Bali was never geared for skating. The government has only ever built two skate parks, while the streets are filled with traffic and potholes. So to get the scene to where it is today, Bali's skaters had to build their own parks and generally do some pushing. This makes their story something of a triumph, and a small miracle.
The following photos are all by legendary Bali skate photographer Batax. They're shot around the island. You can follow him on Instagram here.
It was Julian Bergougnoux, a French guy, who built the first bowl in Bali. He came to the island in 1998 looking for contacts who might be able to cheaply manufacture clothing for his skate label. It wasn't much of a label really—he'd just been selling stuff out of his garage in France—but on his first trip he met a Balinese woman who would later become his wife. He moved to Bali and seven years later he poured out the first concrete to be used for exclusively for skateboarding.
Julian says there wasn't much to skate when he first arrived. "It started out with just street skating on homemade rails or little kerbs and people would just set them up in a parking lot or a quiet street… it was pretty cool. Definitely better than nothing."
It wasn't until 2005 that Julian and some friends decided to build a four-foot bowl in his backyard in Sanur. He says he was just bored of skating the few parks and street spots that were available at the time. He hadn't intended to turn it into a public skatepark, but says the bowl quickly became "the neighbourhood's playground." Although it wasn't technically public, there was no fence and Julian welcomed pretty much anyone who wanted to come and skate it.

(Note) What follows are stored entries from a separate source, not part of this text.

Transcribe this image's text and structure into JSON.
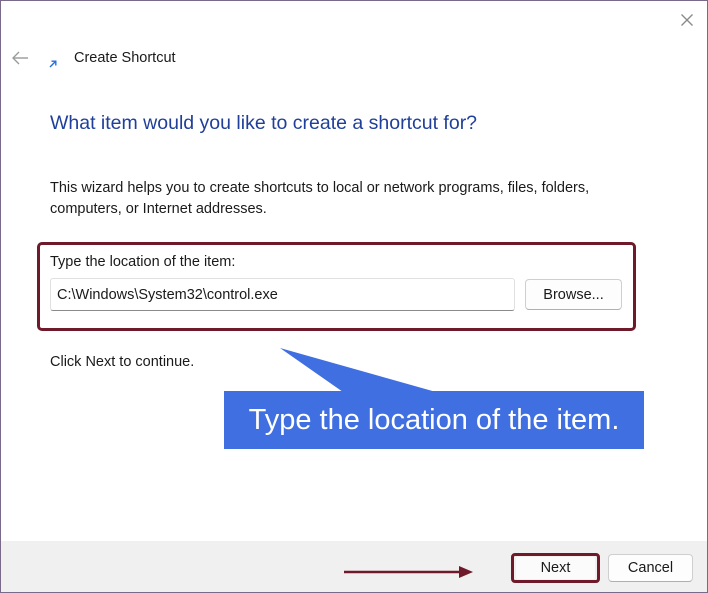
{
  "window": {
    "title": "Create Shortcut",
    "icons": {
      "close": "close-icon",
      "back": "back-arrow-icon",
      "title": "shortcut-icon"
    }
  },
  "main": {
    "heading": "What item would you like to create a shortcut for?",
    "intro": "This wizard helps you to create shortcuts to local or network programs, files, folders, computers, or Internet addresses.",
    "location_label": "Type the location of the item:",
    "location_value": "C:\\Windows\\System32\\control.exe",
    "browse_label": "Browse...",
    "click_next": "Click Next to continue."
  },
  "annotation": {
    "callout_text": "Type the location of the item.",
    "callout_color": "#3f6fe0",
    "highlight_color": "#6e1a2a"
  },
  "footer": {
    "next_label": "Next",
    "cancel_label": "Cancel"
  },
  "colors": {
    "heading": "#1f3f9a",
    "footer_bg": "#f0f0f0"
  }
}
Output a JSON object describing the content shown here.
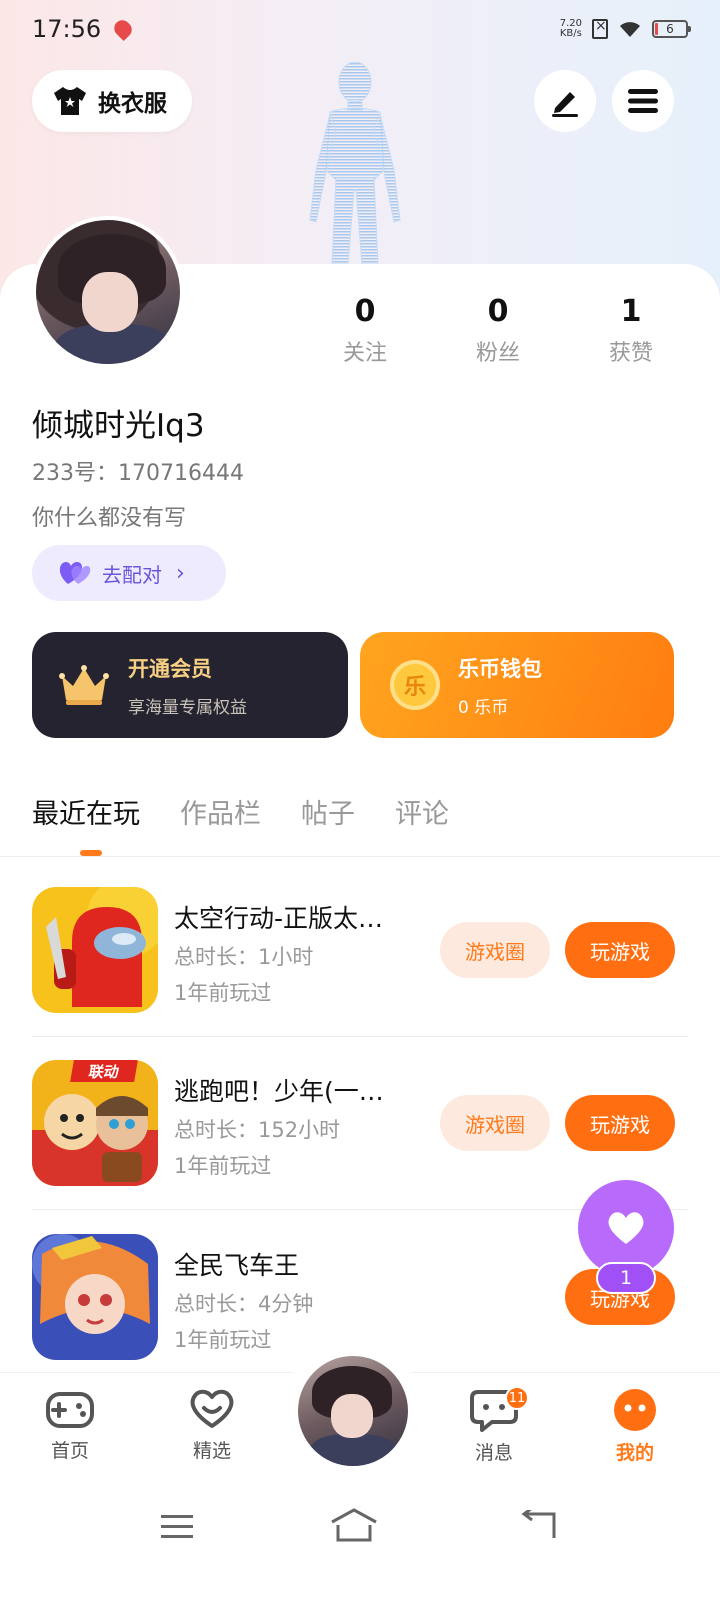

Since then, he's extended the bowl twice, attached a hotel called Eat Sleep Skate, and built a little bar and restaurant with a pizza oven. He charges a small entry fee for visiting skaters and there's an established crew of locals who shred it for free.
At around the same time Julian was building his bowl, another guy by the name of Afandy Dharma was working on establishing Motion Skateboards, which has now become the island's biggest skate brand. Afandy says, "I just bought like 10 boards from China and sold them to my friends. Then I bought like 20 more, then 40, and then I started printing them." In 2007, Afandy opened Motion Skateshop and was supplying the majority of boards to the local scene. At that point the best places to skate were Julian's bowl, the Globe bowl in Jimbaran, and a DIY street setup at Simpang Siur.
In 2012, the government destroyed the park at Simpang Siur and used the land to upgrade Sunset Road, leaving the skaters who lived in the area without anything to skate. Afandy invested most of the money he'd made from Motion into building a new indoor skatepark. He rented some land in Kuta and built a massive warehouse with a plywood street-style course inside.
These days, Motion is doing pretty well—not only as a shop, a board brand and a skatepark, but as a contractor for other businesses who want to build skateparks. And while skateboarding has been growing steadily in Bali since the 90s, it's really exploded in the last two years. Afandy says this is partly due to the success of Pretty Poison, a venue in Canggu that's becoming kind of infamous. Maree, the owner, describes the place as "a creative arts bar that's got a California style pool to shred."
Set in amongst rice paddies, Pretty Poison is just a single room venue with blank concrete walls, cheap Bintangs and one of the gnarliest bowls on the island. There are three local skaters—Sukma, Pipping and Donny—who are paid a salary to skate the bowl three nights a week. In addition to them, there's an interchangeable mob of foreign rippers who score a couple of free beers here and there in exchange for entertaining the crowd. On party nights, the place is so packed that it's difficult to get a view of the bowl, with masses of spectators coming down to get drunk and watch the skaters.
Maree is a middle-aged mother from Bondi who's obviously passionate and personable enough to have overcome the taboo of running a skate-related business without actually being a skater. "I don't do interviews," she tells me when I meet her at the bar. "It's not about me, it's about the guys who skate here." But actually she soon agrees to talk to me, slipping easily into a passionate rant about the space, her deep respect for young people and what she's learned about skateboarding since she opened Pretty Poison. The bowl, she tells me, is a replica of the pool they skated in the film Lords of Dogtown.
"You've got to understand that I had no idea of the can of worms that I was about to open," she says. "I didn't realise that it was going to take off like it has." And for a place that's been open for just over a year, it's been wildly successful, not just as a business, but in establishing skateboarding as something that people can accept and enjoy watching.
Afandy tells me that Maree has pushed skateboarding into unprecedented popularity through Pretty Poison. "In the beginning, when we were building [the bowl], she had her own idea of what she wanted it to be built," he says. "I was like, 'I know the kids around here and they like to skate mellow stuff' and she was like 'Nah, I want to built something gnarly, something hard to skate.'"
It really could have gone either way, but luckily there were scores of shredders, both local and international, who were ready for such a steep and unforgiving skate feature. Afandy says, "Props to her, she fully did it her way and she made it work. I think a lot of people see that and kind of want a piece of it."